Narendra Modi, India’s prime minister in waiting, met senior members of his Hindu nationalist Bharatiya Janata party on Sunday to discuss cabinet appointments and plans to revive the economy after an overwhelming victory in the general election.

So comprehensive was the defeat of the Congress party after 10 years in power that Mr Modi joked that its leaders would need to find allies to form a coherent opposition in the Lok Sabha, the lower house of parliament.

“Normally, coalitions are forged to form a government,” he said in Varanasi, the holy Hindu city where he stood as a candidate, and where he went on Saturday night to pray and give thanks at the River Ganges. “But now, a coalition is being put together to form an opposition. The people of the country have given them a slap in the face.”

Mr Modi is set to be sworn in as prime minister in the middle of next week, with high-level ministerial appointments also expected in the coming days, including for the post of finance minister.  

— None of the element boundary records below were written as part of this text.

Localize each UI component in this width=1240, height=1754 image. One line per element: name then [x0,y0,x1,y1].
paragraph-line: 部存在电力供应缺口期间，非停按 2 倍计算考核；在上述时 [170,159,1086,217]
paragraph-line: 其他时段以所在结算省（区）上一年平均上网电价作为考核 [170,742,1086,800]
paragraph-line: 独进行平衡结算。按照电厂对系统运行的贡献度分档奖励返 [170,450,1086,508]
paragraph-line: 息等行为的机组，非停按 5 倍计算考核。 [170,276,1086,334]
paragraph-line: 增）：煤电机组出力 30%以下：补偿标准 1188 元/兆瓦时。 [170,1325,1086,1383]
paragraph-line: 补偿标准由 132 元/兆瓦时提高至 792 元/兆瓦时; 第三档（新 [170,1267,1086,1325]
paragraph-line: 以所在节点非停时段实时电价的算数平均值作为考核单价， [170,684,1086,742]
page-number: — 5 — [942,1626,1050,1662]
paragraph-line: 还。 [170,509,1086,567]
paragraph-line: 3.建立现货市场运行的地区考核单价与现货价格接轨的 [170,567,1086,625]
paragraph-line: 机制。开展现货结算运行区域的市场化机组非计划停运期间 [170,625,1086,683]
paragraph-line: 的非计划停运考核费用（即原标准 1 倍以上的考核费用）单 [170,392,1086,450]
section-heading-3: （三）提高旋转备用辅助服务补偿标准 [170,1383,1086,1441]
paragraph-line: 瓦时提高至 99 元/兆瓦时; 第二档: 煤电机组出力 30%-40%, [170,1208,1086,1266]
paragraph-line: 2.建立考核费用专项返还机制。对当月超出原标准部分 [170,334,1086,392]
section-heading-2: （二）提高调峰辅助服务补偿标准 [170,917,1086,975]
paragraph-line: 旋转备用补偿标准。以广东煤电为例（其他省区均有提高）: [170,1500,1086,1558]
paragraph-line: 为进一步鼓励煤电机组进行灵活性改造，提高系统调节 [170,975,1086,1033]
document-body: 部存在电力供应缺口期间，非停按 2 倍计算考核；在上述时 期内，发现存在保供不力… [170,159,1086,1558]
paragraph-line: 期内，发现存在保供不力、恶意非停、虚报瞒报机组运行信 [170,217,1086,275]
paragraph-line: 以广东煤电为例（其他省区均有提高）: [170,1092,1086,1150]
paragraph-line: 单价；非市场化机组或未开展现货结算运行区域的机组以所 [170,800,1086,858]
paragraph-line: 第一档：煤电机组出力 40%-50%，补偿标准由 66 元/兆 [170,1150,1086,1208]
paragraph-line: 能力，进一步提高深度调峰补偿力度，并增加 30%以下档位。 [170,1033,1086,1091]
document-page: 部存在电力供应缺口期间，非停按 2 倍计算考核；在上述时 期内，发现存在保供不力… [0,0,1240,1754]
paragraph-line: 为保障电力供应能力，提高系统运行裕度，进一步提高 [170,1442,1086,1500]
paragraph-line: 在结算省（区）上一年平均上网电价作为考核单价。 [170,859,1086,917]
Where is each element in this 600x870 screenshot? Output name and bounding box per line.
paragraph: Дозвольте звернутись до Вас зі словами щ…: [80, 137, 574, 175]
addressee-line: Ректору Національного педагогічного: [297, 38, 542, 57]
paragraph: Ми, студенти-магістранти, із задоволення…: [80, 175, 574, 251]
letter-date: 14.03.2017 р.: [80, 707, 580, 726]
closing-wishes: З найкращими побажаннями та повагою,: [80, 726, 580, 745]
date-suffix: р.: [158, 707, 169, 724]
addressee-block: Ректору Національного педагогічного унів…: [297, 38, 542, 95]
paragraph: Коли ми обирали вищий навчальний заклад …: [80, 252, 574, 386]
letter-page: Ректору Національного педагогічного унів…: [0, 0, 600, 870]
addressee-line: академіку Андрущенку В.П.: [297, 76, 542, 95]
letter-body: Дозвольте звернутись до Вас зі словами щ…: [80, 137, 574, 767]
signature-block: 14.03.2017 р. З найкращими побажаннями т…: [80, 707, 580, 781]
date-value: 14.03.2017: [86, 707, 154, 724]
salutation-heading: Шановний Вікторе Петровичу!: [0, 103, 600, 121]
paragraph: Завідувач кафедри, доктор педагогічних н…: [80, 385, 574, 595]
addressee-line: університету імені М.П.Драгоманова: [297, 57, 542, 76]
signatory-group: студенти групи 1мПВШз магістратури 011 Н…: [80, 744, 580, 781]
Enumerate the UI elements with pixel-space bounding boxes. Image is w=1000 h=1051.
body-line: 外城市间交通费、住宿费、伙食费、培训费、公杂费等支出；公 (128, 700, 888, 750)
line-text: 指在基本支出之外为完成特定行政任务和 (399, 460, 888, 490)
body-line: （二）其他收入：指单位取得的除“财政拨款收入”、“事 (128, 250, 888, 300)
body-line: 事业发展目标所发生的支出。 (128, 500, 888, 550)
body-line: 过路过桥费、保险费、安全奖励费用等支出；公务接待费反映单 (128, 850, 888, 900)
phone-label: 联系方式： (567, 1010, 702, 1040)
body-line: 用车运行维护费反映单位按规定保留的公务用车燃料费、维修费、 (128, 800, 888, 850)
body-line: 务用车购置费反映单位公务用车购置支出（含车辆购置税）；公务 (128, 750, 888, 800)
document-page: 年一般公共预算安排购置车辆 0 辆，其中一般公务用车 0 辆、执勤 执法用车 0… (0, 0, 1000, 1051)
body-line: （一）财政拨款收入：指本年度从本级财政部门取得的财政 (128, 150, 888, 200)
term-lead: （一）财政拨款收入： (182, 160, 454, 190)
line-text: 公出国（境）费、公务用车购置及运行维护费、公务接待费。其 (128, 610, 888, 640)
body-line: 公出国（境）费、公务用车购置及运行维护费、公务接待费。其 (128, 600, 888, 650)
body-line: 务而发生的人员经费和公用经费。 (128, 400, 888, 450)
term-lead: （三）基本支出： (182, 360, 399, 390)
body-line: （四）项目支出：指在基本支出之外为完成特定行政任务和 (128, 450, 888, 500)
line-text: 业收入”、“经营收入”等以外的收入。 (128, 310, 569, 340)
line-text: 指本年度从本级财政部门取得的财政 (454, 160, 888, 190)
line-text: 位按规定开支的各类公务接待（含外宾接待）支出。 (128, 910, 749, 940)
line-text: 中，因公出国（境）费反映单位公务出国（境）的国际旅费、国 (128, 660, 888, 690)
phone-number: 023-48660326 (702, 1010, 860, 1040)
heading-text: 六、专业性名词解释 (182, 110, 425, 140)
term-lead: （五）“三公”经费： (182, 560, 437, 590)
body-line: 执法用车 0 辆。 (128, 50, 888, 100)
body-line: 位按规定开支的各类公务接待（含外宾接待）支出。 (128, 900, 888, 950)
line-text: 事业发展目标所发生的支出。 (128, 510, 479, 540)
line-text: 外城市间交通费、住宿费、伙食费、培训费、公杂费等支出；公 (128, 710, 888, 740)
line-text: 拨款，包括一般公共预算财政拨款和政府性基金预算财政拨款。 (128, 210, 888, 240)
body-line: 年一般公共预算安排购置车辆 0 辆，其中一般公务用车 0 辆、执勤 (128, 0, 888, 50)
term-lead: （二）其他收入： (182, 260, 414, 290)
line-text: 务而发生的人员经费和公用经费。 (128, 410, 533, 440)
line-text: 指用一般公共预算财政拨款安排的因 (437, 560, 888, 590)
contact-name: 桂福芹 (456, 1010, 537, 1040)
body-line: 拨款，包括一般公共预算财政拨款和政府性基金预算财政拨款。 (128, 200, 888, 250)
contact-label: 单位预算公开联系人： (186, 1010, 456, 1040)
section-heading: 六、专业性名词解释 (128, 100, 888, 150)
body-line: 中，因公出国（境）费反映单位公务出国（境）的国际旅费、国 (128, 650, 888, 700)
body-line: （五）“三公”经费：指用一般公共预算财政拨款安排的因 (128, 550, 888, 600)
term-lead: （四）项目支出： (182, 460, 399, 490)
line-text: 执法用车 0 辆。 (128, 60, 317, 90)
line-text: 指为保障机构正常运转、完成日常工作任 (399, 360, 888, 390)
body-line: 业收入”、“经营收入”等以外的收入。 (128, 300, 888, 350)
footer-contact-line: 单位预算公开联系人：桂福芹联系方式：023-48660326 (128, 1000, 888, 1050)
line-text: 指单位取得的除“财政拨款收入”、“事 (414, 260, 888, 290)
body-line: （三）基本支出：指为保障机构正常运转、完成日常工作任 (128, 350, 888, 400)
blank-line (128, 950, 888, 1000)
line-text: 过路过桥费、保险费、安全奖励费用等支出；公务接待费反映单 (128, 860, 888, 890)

The BJP took 282 of the 543 seats in the lower house, while Congress secured only 44 nationwide, barely more than the 37 won by the AIADMK party led by Jayalalithaa, chief minister of the southern state of Tamil Nadu. 

Nandan Nilekani, billionaire co-founder of IT giant Infosys, contested a seat in Bangalore for Congress but lost to his BJP rival.

Other parties, including the new anti-corruption Aam Aadmi or Common Man Party and those of the far left, also did badly, while Mayawati, a once-popular regional leader who championed Dalits (the former “untouchables”), did not win a single seat.

Further reverberations from Mr Modi’s landslide election victory came on Sunday, with the resignation of Nitish Kumar, the business-friendly chief minister of the northern state of Bihar, following his party's heavy defeat by the BJP.

The 81-year-old Manmohan Singh, prime minister for the past decade, also resigned on Saturday, amid a mixture of praise for his gentlemanly behaviour and criticism of the corruption and indecision that marred the final years of his term in office.

Mr Singh said he was confident that India would emerge as a “major powerhouse” of the global economy, but the election results suggested that the more than 500m Indians who voted thought Mr Modi would do a better job of economic management.

“Definitely you’ll see more agility in the government,” said one of Mr Modi’s advisers, referring to the dozens of power and transport projects that had stalled under Congress, to the exasperation of investors.

“On infrastructure, a tangible big-ticket item, there will be movement. Power will get better,” he said. “Roads will get fast-tracked. Ports, airports and all those things will get better.”

With Mr Modi in command of the world’s largest democracy, the US moved quickly to dispel questions about whether he would be granted a visa – denied him since 2005 because of accusations about his role in anti-Muslim violence in Gujarat three years earlier.

President Barack Obama called Mr Modi to congratulate him. The White House said Mr Obama wanted to “fulfil the extraordinary promise of the US-India strategic partnership, and they agreed to continue expanding and deepening the wide-ranging co-operation between our two democracies”.